White House and Defense officials said Hagel was tapped to spearhead efforts like combating sexual assault in the ranks and trimming the Pentagon’s budget to deal with sequestration.
Yeah, I think their priorities were off a bit. Plus:
The steady stream of stories in recent weeks that suggested Hagel was having a difficult time penetrating the president’s inner circle carried echoes of Robert Gates and Leon Panetta, two past Defense secretaries who went on to write tell-all books critical of the president’s handling of defense policy.
Former Democratic aide Brent Budowsky said Democrats across the Capitol saw Hagel’s ouster as the latest example of “unprecedented” drama created by “too tight and too controlling of an inner circle.”

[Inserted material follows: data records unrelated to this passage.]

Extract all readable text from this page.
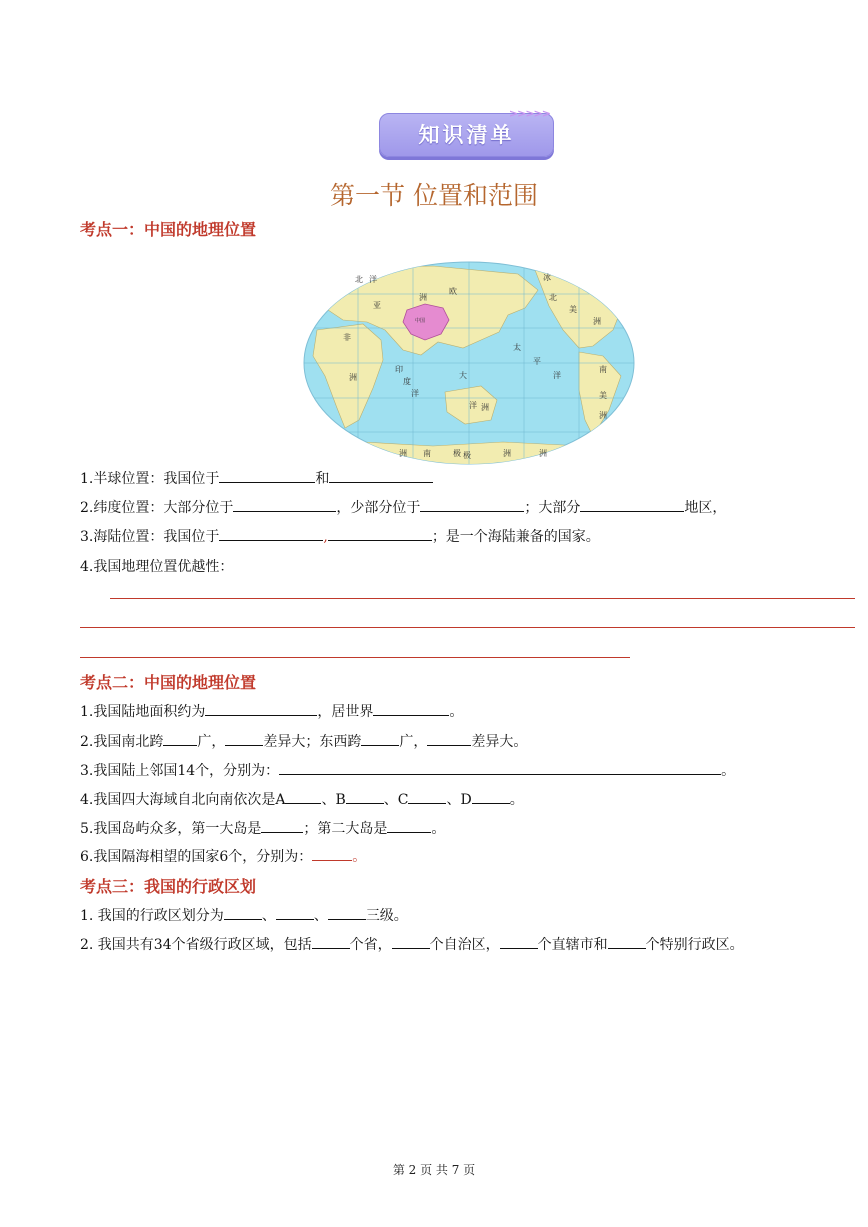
知识清单
>>>>>
第一节 位置和范围
考点一：中国的地理位置
北	冰
洋
亚
欧
洲	北
美
洲
非
洲
南
美
洲
大
洋 洲
印
度
洋
太
平
洋
南	极	洲
洲	极	洲
中国
1.半球位置：我国位于	和
2.纬度位置：大部分位于	，少部分位于	；大部分	地区，
3.海陆位置：我国位于	,	；是一个海陆兼备的国家。
4.我国地理位置优越性：
考点二：中国的地理位置
1.我国陆地面积约为	，居世界	。
2.我国南北跨 广，	差异大；东西跨	广，	差异大。
3.我国陆上邻国14个，分别为：	。
4.我国四大海域自北向南依次是A	、B	、C	、D	。
5.我国岛屿众多，第一大岛是	；第二大岛是	。
6.我国隔海相望的国家6个，分别为：	。
考点三：我国的行政区划
1. 我国的行政区划分为	、	、	三级。
2. 我国共有34个省级行政区域，包括	个省，	个自治区，	个直辖市和	个特别行政区。
第 2 页 共 7 页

Translation: Valerie Jarrett.
IN LIGHT OF THE BILL COSBY STORIES, ANOTHER PROPOSED LAW: I suggest the Casting Couch Act of 2015. This would make it a felony to promise anyone an entertainment-industry position in exchange for sexual favors. Also, statutory damages of at least $100,000 per offense, and legal fees. Like campus sexual assault, this is a War On Women that must be stamped out with the Power Of The State!
Perhaps Kurt Schlichter can offer some related suggestions.